It’s a common enough scenario these days. Someone calls accounts payable claiming to be a vendor and says, “We’re having issues with our bank account, so when you send out our payment, please don’t use the account number you have.”
The caller then provides a new account number, often at a different financial institution altogether. Maybe two months later, accounts payable will get another call, this time from the real vendor, who wants to know why his company has never been paid.
While this is “not something the FBI tracks,” according to Greg Bangs, vice president and worldwide crime insurance manager for Chubb, a 2011 survey by Checkpoint Technologies indicated that nearly half of the businesses they contacted had experienced a loss of this type. The numbers are impressive: Most losses are between $25,000 and $100,000, but some are in excess of that.
The deception, said Bangs, may occur by phone or by email, and it may be someone impersonating a vendor, a client of the firm or even a senior executive of the company itself. The goal is the same, though: to dupe the company out of a sizable amount of money and then disappear.
“They’re convincing through various means,” said Bangs: “social media, online research, telephone conversations [to get information that is] designed to make them more believable.”

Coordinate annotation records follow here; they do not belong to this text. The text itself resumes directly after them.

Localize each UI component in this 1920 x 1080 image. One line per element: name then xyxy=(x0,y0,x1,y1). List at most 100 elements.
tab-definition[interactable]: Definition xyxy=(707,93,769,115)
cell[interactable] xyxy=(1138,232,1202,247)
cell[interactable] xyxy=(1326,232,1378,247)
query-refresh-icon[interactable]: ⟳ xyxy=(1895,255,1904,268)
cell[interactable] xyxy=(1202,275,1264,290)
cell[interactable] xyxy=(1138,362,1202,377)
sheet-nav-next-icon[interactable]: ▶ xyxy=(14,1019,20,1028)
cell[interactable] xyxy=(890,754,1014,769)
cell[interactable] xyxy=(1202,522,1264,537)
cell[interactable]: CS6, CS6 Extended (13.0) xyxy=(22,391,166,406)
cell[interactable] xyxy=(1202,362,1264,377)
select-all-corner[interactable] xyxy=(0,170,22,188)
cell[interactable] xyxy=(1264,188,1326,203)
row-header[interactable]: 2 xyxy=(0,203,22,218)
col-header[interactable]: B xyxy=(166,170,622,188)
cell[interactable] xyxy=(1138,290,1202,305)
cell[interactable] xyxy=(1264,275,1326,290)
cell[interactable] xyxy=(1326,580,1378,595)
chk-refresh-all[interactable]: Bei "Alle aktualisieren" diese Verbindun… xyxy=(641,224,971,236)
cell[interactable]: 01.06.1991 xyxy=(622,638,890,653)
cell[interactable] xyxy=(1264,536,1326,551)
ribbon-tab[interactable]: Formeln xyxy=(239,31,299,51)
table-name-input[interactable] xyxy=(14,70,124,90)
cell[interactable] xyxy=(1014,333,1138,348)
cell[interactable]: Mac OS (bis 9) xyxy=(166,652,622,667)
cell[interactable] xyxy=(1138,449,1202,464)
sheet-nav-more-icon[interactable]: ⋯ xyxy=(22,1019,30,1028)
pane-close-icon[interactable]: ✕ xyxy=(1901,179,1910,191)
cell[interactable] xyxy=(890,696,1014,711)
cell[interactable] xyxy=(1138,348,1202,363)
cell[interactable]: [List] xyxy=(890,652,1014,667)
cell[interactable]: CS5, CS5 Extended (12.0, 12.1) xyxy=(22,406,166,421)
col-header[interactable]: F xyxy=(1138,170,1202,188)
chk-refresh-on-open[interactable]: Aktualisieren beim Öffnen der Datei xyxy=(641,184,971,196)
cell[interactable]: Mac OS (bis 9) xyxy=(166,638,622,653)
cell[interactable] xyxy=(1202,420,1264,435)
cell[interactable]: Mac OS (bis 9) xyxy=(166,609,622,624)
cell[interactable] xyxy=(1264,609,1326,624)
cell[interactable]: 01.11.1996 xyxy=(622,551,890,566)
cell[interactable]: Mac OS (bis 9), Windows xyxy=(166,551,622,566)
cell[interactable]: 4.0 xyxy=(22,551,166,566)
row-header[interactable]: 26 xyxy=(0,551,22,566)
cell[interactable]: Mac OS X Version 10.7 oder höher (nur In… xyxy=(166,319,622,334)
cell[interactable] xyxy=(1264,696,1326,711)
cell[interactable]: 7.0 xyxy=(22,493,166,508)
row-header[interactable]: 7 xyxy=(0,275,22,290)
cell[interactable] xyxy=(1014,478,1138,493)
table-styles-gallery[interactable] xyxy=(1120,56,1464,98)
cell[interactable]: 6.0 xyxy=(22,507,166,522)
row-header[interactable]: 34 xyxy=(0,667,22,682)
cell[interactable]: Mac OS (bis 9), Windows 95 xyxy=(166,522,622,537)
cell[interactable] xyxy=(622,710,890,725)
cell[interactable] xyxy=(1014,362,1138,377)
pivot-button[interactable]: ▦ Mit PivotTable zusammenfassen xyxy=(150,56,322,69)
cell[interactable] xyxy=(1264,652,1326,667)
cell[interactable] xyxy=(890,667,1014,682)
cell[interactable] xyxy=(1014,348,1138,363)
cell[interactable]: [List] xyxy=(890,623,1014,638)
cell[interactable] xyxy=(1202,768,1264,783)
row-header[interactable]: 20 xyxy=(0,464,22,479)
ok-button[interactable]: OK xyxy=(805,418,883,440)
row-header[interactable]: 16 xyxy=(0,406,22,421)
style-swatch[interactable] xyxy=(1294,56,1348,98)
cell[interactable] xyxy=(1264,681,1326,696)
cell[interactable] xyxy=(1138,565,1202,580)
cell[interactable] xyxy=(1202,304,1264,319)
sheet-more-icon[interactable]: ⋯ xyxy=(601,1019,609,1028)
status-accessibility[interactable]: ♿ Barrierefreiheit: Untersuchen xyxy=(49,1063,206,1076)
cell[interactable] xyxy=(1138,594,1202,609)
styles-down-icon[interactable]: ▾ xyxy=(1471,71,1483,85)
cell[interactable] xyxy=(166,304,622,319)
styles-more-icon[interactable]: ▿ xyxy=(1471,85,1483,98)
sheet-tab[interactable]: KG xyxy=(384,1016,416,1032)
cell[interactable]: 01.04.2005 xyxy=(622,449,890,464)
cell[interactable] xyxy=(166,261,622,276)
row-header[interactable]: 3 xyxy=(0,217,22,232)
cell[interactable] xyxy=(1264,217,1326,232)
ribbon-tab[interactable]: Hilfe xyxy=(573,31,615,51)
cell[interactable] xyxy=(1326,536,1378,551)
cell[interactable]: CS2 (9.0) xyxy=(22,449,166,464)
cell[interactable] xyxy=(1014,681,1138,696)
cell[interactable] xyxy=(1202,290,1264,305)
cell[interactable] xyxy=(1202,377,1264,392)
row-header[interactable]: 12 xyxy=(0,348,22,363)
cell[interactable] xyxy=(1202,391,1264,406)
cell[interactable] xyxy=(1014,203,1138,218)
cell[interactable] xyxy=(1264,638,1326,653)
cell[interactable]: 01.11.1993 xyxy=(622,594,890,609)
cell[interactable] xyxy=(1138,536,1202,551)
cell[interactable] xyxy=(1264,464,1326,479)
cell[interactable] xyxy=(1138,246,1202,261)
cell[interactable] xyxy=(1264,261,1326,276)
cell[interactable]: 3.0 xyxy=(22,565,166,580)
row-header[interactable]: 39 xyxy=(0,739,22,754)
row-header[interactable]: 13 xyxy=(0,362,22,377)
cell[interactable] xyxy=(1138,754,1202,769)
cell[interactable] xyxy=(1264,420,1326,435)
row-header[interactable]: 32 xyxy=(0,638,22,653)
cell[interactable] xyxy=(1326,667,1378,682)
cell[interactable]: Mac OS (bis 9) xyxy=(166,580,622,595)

This kind of loss is not covered by standard crime policies. Bangs said crime insurance covers a “criminal act in which something has been taken from the company that has the crime insurance. […] As long as you can prove someone took it, [it's covered.] But with social engineering fraud scams, it’s not that someone has taken something, but that someone has voluntarily given it up because they’ve been tricked. That’s not covered” by standard policies.